Cousin Of The Chainsaw Engine Could Power 100-MPG Car

OPOC

Two pistons per cylinder yield twice the power density of a conventional engine.Paul Wootton

Carmakers have always struggled with the problem of inefficiency. Internal combustion engines quickly convert the chemical energy in fuel into the kinetic energy that moves cars forward, but even the engine in the Toyota Prius, among the most efficient ever built, uses only 37 percent of that chemical energy — the rest goes to creating unwanted heat and friction. So carmakers paid attention in July when Bill Gates and fellow billionaire Vinod Khosla announced that they were investing $23 million in EcoMotors, a Michigan company that has promised to produce an engine that would convert far more of its fuel energy into useful work, and in doing so crack 100 mpg.

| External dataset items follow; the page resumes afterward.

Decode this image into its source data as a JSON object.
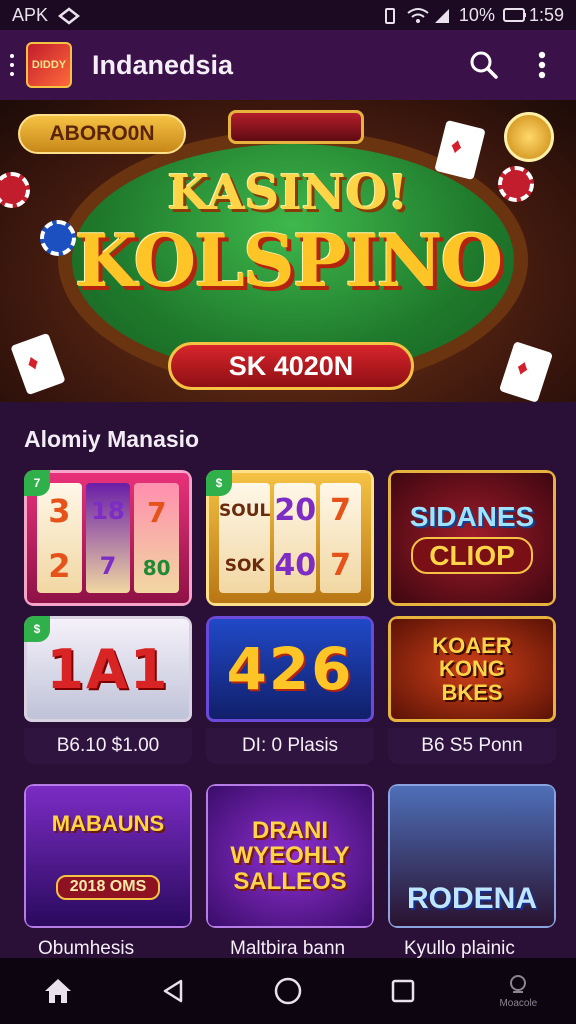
{
  "status_bar": {
    "left_text": "APK",
    "battery_text": "10%",
    "time": "1:59"
  },
  "app_bar": {
    "logo_text": "DIDDY",
    "title": "Indanedsia"
  },
  "banner": {
    "pill_label": "ABORO0N",
    "title_line_1": "KASINO!",
    "title_line_2": "KOLSPINO",
    "cta_label": "SK 4020N"
  },
  "section": {
    "title": "Alomiy Manasio"
  },
  "games": {
    "row1": [
      {
        "reels": [
          [
            "3",
            "2"
          ],
          [
            "18",
            "7"
          ],
          [
            "7",
            "80"
          ]
        ],
        "badge": "7"
      },
      {
        "reels": [
          [
            "SOUL",
            "SOK"
          ],
          [
            "20",
            "40"
          ],
          [
            "7",
            "7"
          ]
        ],
        "badge": "$"
      },
      {
        "title": "SIDANES",
        "subtitle": "CLIOP"
      }
    ],
    "row2": [
      {
        "digits": "1A1",
        "label": "B6.10 $1.00",
        "badge": "$"
      },
      {
        "digits": "426",
        "label": "DI: 0 Plasis",
        "badge": ""
      },
      {
        "title": "KOAER KONG BKES",
        "label": "B6 S5 Ponn"
      }
    ],
    "row3": [
      {
        "title": "MABAUNS",
        "banner": "2018 OMS",
        "caption": "Obumhesis"
      },
      {
        "title": "DRANI WYEOHLY SALLEOS",
        "caption": "Maltbira bann"
      },
      {
        "title": "RODENA",
        "caption": "Kyullo plainic"
      }
    ]
  },
  "nav_bar": {
    "items": [
      "home",
      "back",
      "home-circle",
      "recents",
      "assistant"
    ],
    "assistant_label": "Moacole"
  },
  "colors": {
    "background": "#2a0f36",
    "app_bar": "#3b1149",
    "accent_gold": "#f5c244",
    "accent_red": "#d8252c"
  }
}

The engine is called OPOC, short for opposed-piston, opposed cylinder. Inside each of the OPOC's two cylinders, two pistons slide in opposite directions. EcoMotors says this design, which uses half the parts of a normal internal combustion engine, allows the OPOC engine to achieve up to 20 percent greater mileage than the current most advanced gas or diesel engines. In its key operating range, a diesel OPOC could convert as much as 48 percent of its fuel's energy into work, beating today's best diesels. Moreover, an OPOC engine is just half the size and weight of a comparably powered conventional engine, which reduces the burden of moving its own mass.

The OPOC gains much of its power density from a two-stroke engine cycle, which produces power every time the crankshaft completes one revolution (compared with two go-rounds for the four-stroke engines found in most cars). The problem with two-strokes is pollution. The cruder combustion cycle tends to leave behind unburned fuel (and oil, which in many two-strokes is mixed with the fuel) that gets spewed out with the exhaust. But John Coletti, the president of EcoMotors and a former Ford executive, says OPOC avoids the emissions problem by using sophisticated engine controls and electric-assisted turbochargers, which cycle air through the combustion chamber 30 percent more efficiently than a normal two-stroke, burning fuel more completely and making the OPOC as clean as a four-stroke engine.

EcoMotors is developing engines that combine two OPOC "modules"—the two-cylinder, four-piston machine shown here. Under light loads, one module would shut down for a 30 percent boost in mileage. Former GM chief engineer and EcoMotors co-founder Don Runkle says that next year the company will publicly demonstrate a 300-horsepower OPOC diesel, but not necessarily in a car. Automakers aren't the only potential customers: Earlier this year, Eurocopter unveiled a concept helicopter powered by two OPOCs.